Меня удивляло только, что эти люди, которые ничего друг для друга не значат, хотя их и связывают общие дела… что они — как мне казалось, без всяких сомнений, на основании ни к чему не обязывающей договоренности — селятся в гостиничных номерах по двое… Оставалось предположить, что у большинства из них здоровый сон и что одной постели среднего качества хватает для удовлетворения их потребностей. Что они не настолько чувствительны, чтобы физические недостатки или привычки другого человека могли им помешать… Да и их пребывание здесь ограничивалось одной или двумя ночами. В гостинице же было всего двадцать номеров; поэтому приходилось устраиваться соответственно обстоятельствам. Так оно издавна и повелось.
Однажды я спросил хозяйку, дуэнью Уракку де Чивилкой, почему здесь так обстоит дело со спальными местами и разве не предпочли бы постояльцы, чтобы каждый из них жил один, пусть и в меньшем по размеру помещении. Я зашел так далеко, что даже начал давать ей советы относительно перепланировки дома. Она мне ответила:
— Лучше, чтобы все оставалось как есть.
— Мне не кажется, что это хорошо, — упорствовал я.
— Это хорошо для наших гостей. Они хотят, чтобы было именно так, а не иначе, — сказала хозяйка.
— Но вы их, наверное, всерьез не спрашивали или спрашивали только некоторых — и получили ответ, соответствующий принятому здесь порядку.
— У нас тоже каждый может снять номер для себя одного, — уверенно парировала хозяйка, — но никто этого не хочет. — И она прибавила с легким неудовольствием: — Вы здесь первые, кто пожаловался.
— Да нет, поймите меня, пожалуйста, правильно, — заторопился я. — Речь не обо мне и не о моем друге. Мы-то прекрасно находим общий язык. Я просто хотел узнать про этот обычай, и… почему он настолько распространен, что исключений почти не бывает.

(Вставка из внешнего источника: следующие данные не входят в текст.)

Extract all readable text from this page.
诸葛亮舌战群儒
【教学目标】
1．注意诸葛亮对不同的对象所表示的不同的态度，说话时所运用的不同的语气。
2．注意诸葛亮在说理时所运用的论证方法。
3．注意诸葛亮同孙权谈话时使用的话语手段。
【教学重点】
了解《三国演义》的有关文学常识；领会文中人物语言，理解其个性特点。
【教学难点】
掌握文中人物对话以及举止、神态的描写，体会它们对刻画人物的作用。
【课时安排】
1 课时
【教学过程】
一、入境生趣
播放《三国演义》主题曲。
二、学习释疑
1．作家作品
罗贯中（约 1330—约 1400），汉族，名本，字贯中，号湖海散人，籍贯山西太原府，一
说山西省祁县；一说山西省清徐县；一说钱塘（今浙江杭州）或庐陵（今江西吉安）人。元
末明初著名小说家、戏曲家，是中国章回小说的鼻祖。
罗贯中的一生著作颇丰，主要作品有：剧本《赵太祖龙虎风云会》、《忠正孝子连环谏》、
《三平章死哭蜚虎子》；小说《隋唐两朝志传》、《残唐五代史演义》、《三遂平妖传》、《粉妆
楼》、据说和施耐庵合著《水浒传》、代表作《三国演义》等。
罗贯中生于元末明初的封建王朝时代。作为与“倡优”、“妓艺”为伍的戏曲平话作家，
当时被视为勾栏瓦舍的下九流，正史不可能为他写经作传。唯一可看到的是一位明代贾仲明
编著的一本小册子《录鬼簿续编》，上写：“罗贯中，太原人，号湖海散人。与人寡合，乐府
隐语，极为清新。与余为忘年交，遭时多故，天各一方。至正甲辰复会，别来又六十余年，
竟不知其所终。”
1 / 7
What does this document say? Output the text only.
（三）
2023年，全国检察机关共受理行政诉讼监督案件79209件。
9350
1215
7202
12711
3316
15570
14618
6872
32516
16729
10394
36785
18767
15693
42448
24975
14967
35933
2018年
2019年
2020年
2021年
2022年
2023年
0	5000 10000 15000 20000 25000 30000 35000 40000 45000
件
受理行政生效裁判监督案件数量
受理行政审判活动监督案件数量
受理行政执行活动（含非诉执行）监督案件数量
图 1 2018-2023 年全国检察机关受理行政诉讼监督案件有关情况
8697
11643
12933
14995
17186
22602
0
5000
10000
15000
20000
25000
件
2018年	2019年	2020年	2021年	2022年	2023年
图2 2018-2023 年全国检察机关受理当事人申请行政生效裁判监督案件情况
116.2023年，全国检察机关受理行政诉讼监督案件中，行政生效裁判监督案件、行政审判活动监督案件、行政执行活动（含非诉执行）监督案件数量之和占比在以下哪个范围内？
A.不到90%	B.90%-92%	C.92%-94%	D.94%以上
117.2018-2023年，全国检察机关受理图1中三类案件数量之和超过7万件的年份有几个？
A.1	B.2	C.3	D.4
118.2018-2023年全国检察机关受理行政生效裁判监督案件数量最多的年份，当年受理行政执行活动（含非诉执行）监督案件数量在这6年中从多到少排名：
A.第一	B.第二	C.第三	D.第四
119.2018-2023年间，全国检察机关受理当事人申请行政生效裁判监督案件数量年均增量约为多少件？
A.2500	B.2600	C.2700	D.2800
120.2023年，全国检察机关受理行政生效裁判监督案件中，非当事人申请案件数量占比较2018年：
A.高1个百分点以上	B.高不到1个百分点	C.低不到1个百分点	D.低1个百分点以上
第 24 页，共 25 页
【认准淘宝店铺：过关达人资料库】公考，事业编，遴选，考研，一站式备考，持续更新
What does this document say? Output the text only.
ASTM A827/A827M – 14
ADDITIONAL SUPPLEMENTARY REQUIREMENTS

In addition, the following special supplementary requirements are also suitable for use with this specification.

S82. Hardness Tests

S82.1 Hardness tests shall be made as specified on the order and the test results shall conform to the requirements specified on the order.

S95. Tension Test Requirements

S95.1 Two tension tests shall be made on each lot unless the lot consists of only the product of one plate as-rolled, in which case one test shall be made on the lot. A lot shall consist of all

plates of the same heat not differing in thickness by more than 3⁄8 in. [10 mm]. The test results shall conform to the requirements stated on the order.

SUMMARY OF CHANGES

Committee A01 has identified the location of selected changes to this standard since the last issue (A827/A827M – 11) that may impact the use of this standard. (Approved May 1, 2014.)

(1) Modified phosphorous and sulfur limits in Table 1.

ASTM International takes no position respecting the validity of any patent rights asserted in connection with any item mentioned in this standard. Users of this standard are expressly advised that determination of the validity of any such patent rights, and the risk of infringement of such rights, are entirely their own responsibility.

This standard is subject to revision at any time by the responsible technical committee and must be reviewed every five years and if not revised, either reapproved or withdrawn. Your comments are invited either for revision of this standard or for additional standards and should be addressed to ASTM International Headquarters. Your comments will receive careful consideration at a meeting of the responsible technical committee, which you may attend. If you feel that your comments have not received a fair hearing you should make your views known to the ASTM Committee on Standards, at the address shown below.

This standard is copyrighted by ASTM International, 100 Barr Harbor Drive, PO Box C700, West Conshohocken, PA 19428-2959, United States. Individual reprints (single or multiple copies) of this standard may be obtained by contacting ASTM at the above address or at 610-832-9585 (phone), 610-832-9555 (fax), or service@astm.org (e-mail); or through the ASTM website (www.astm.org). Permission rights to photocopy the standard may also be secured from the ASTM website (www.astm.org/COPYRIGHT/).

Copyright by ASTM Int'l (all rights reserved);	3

Моя словоохотливость, похоже, ее успокоила. Может, она поняла главное для себя: что мы не недовольны. Подошел Альфред Тутайн. Он втянул в легкие дым сигареты и выпустил мощную струю дыма.
— Нам здесь нравится, — поддержал он меня; но потом сухо прибавил — то ли одобрительно, то ли с легким презрением: — Безрадостные люди в рабочей одежде… Это гостиница, рассчитанная на будни.
— По воскресеньям здесь тихо, — согласилась хозяйка.